Systemic granulomatous disease after intravesical BCG instillationBMJ 2000; 320 doi: https://doi.org/10.1136/bmj.320.7229.219 (Published 22 January 2000) Cite this as: BMJ 2000;320:219
- F C Mooren,
- M M Lerch,
- H Ullerich,
- H Bürger,
- W Domschke
Vaccination with BCG, an attenuated strain of bovine tubercle bacilli, has been used for most of this century to protect against tuberculosis.1 Recently the cell mediated immune response that follows inoculation with this organism was found to be an effective treatment for different types of cancer.2 We report a patient in whom application of BCG into the urinary bladder was quite effective in controlling a superficial vesical carcinoma but who developed granulomatous disease of multiple organ systems.

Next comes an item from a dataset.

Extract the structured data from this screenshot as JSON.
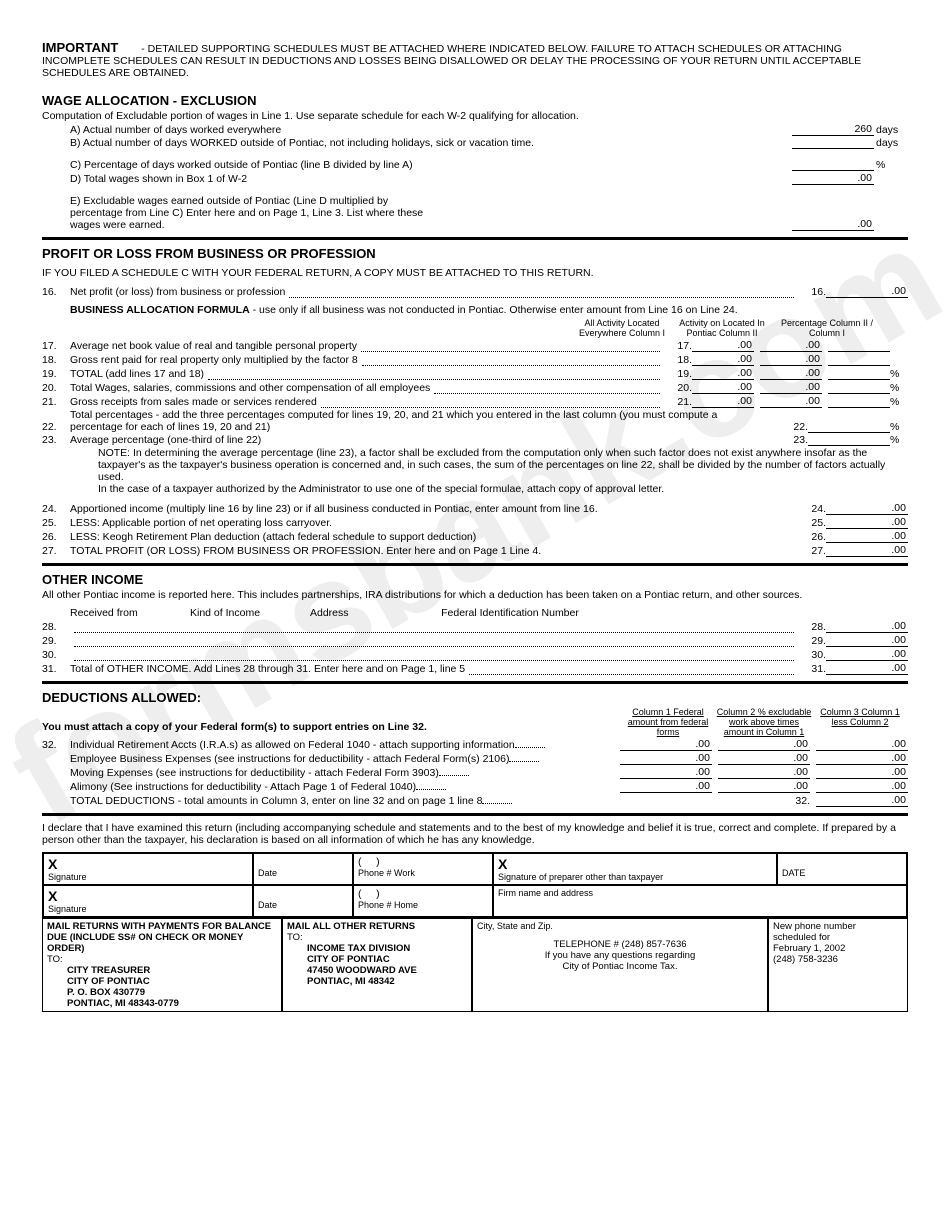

A 75 year old man was admitted because of a two month history of recurrent fever up to 40°C. His history was unremarkable except that eight months earlier a transitional cell carcinoma of the urinary bladder (pT1) had been endoscopically resected and treatment with monthly intravesical instillations of BCG was begun.3 The last instillation had been given one month before the present admission. Laboratory studies on admission revealed thrombocytopenia (82×109/l) and abnormal levels of aspartate aminotransferase (40 U/l, normal <18), γglutamyltransferase (254 U/l, normal <28), alkaline phosphatase (566 U/l, normal <180), cholinesterase (1534 U/l, normal >3000), and pancreatic lipase (720 U/l, normal <190). Computed tomography of the chest revealed a “ground glass” infiltration and micronodular pattern near the pleural space, and both a liver biopsy and a bone marrow sample (figure) revealed numerous non-caseating granulomas with epitheloid and giant cells. An attempt to cultivate mycobacteria from these specimens was unsuccessful. Although repeated cultures of blood, sputum, and gastric juice were also negative, Mycobacterium bovis was found in urine samples. After treatment with isoniazid, rifampicin, and ethambutol, clinical recovery was prompt: the fever quickly resolved, and within a week laboratory studies showed normal values. When tuberculostatic treatment was discontinued five months later no relapse occurred.
Since its development in 1910, more than 1.5 billion people have received BCG vaccine as a prophylaxis against tuberculosis, and its administration is generally considered safe.3 More recently BCG instillation into the bladder has become an established and highly effective treatment for in situ and recurrent low grade bladder cancer.2 Although complications from intravesical application of BCG have occasionally been observed,4 such extensive systemic complications as we describe have not previously been reported. This patient's clinical course suggests that systemic granulomatous disease, and bone marrow involvement in particular, should be considered when a patient develops symptoms of systemic infection after inoculation with BCG. Given the extended period during which BCG can be excreted, patients who undergo this treatment should also be advised to disinfect their urine to avoid infecting others.